Parigi, Anne Hidalgo confermata sindaco: merito del suo programma a favore delle biciclette

Parigi ha scelto di nuovo Anne Hidalgo come proprio sindaco. Una buona notizia per tutti i ciclisti francesi, che conferma la volontà di rimanere sulla strada a favore di una mobilità ecologica tracciata negli ultimi cinque anni. L’esponente del Partito Socialista ha vinto ieri il secondo turno delle elezioni della capitale francese, sospeso a causa del lockdown.

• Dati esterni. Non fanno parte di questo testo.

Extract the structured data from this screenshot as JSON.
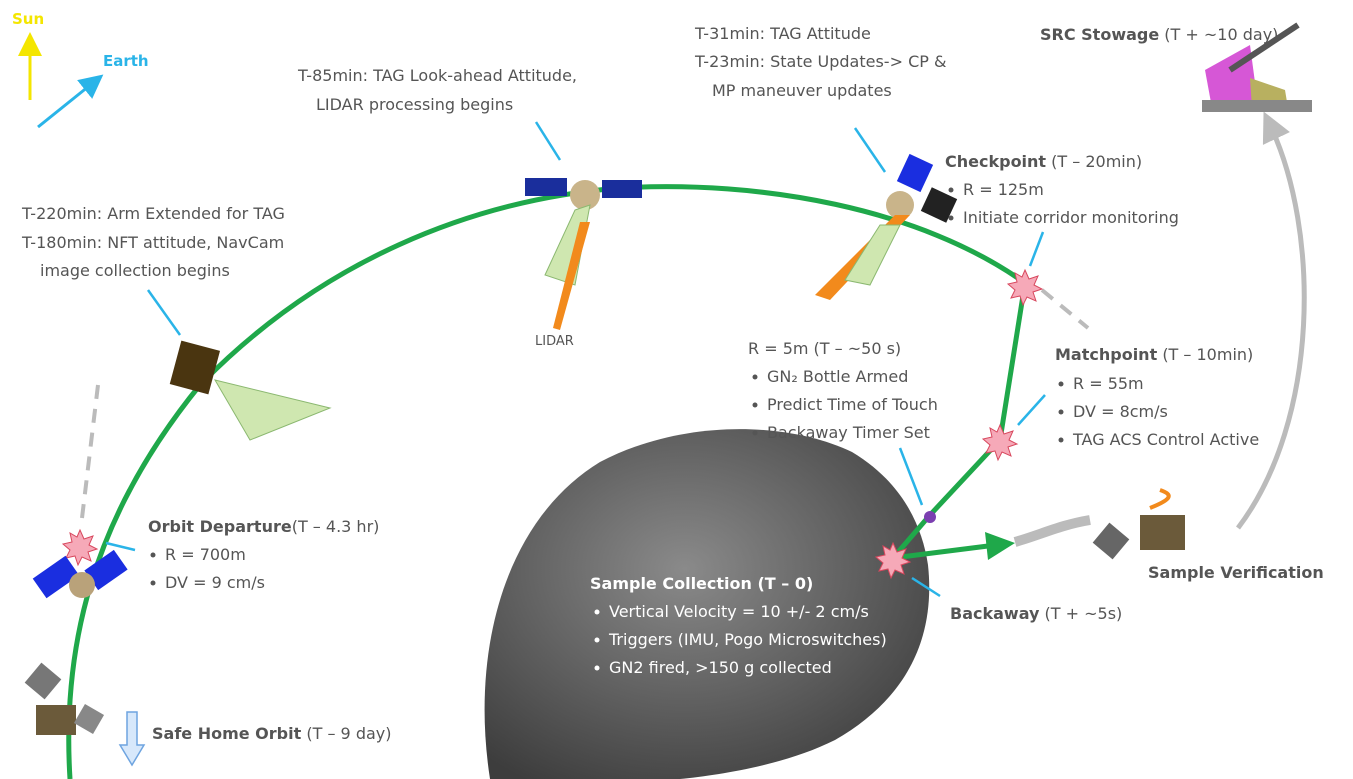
{
  "compass": {
    "sun": "Sun",
    "earth": "Earth"
  },
  "notes": {
    "look_ahead": [
      "T-85min: TAG Look-ahead Attitude,",
      "LIDAR processing begins"
    ],
    "tag_attitude": [
      "T-31min: TAG Attitude",
      "T-23min: State Updates-> CP &",
      "MP maneuver updates"
    ],
    "arm_extended": [
      "T-220min: Arm Extended for TAG",
      "T-180min: NFT attitude, NavCam",
      "image collection begins"
    ],
    "lidar": "LIDAR"
  },
  "events": {
    "src_stowage": {
      "title": "SRC Stowage",
      "time": "(T + ~10 day)"
    },
    "checkpoint": {
      "title": "Checkpoint",
      "time": "(T – 20min)",
      "bullets": [
        "R = 125m",
        "Initiate corridor monitoring"
      ]
    },
    "r5m": {
      "title": "R = 5m (T – ~50 s)",
      "bullets": [
        "GN₂ Bottle Armed",
        "Predict Time of Touch",
        "Backaway Timer Set"
      ]
    },
    "matchpoint": {
      "title": "Matchpoint",
      "time": "(T – 10min)",
      "bullets": [
        "R = 55m",
        "DV = 8cm/s",
        "TAG ACS Control Active"
      ]
    },
    "orbit_departure": {
      "title": "Orbit Departure",
      "time": "(T – 4.3 hr)",
      "bullets": [
        "R = 700m",
        "DV = 9 cm/s"
      ]
    },
    "sample_collection": {
      "title": "Sample Collection (T – 0)",
      "bullets": [
        "Vertical Velocity = 10 +/- 2 cm/s",
        "Triggers (IMU, Pogo Microswitches)",
        "GN2 fired, >150 g collected"
      ]
    },
    "sample_verification": {
      "title": "Sample Verification"
    },
    "backaway": {
      "title": "Backaway",
      "time": "(T + ~5s)"
    },
    "safe_home": {
      "title": "Safe Home Orbit",
      "time": "(T – 9 day)"
    }
  }
}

La 61enne di origine spagnola potrà così iniziare il proprio secondo mandato, portando avanti un programma eco-friendly che sembra aver convinto i cittadini parigini. Una linea politica che ha pagato, come conferma il risultato netto con cui Parigi l’ha premiata, con poco più del 50% dei voti contro il 32% dei suoi primi rivali.

Negli ultimi anni in effetti Parigi è diventata sempre più vicina alle esigenze dei ciclisti. La rimozione di numerosi posti auto e la creazione di una Parigi come “zona 30”, ovvero una città in cui tutti i principali servizi siano raggiungibili in bicicletta o a piedi entro mezz’ora. La sua conferma, dopo la vittoria iniziale nel 2014, permetterà a Hidalgo di continuare il proprio progetto, fino al punto di rendere Parigi una “zona 15”. Un successo importante per il partito ecologista, che potrebbe fare da traino in diverse zone d’Europa. Lo slancio verso una maggiore consapevolezza nella costruzione di piste ciclabili e di servizi per i ciclisti, ora, sembra interessare seriamente la politica e inizia a entrare in un numero crescente di programmi. Il bonus bici, in Italia, è una delle tante mosse in questa direzione.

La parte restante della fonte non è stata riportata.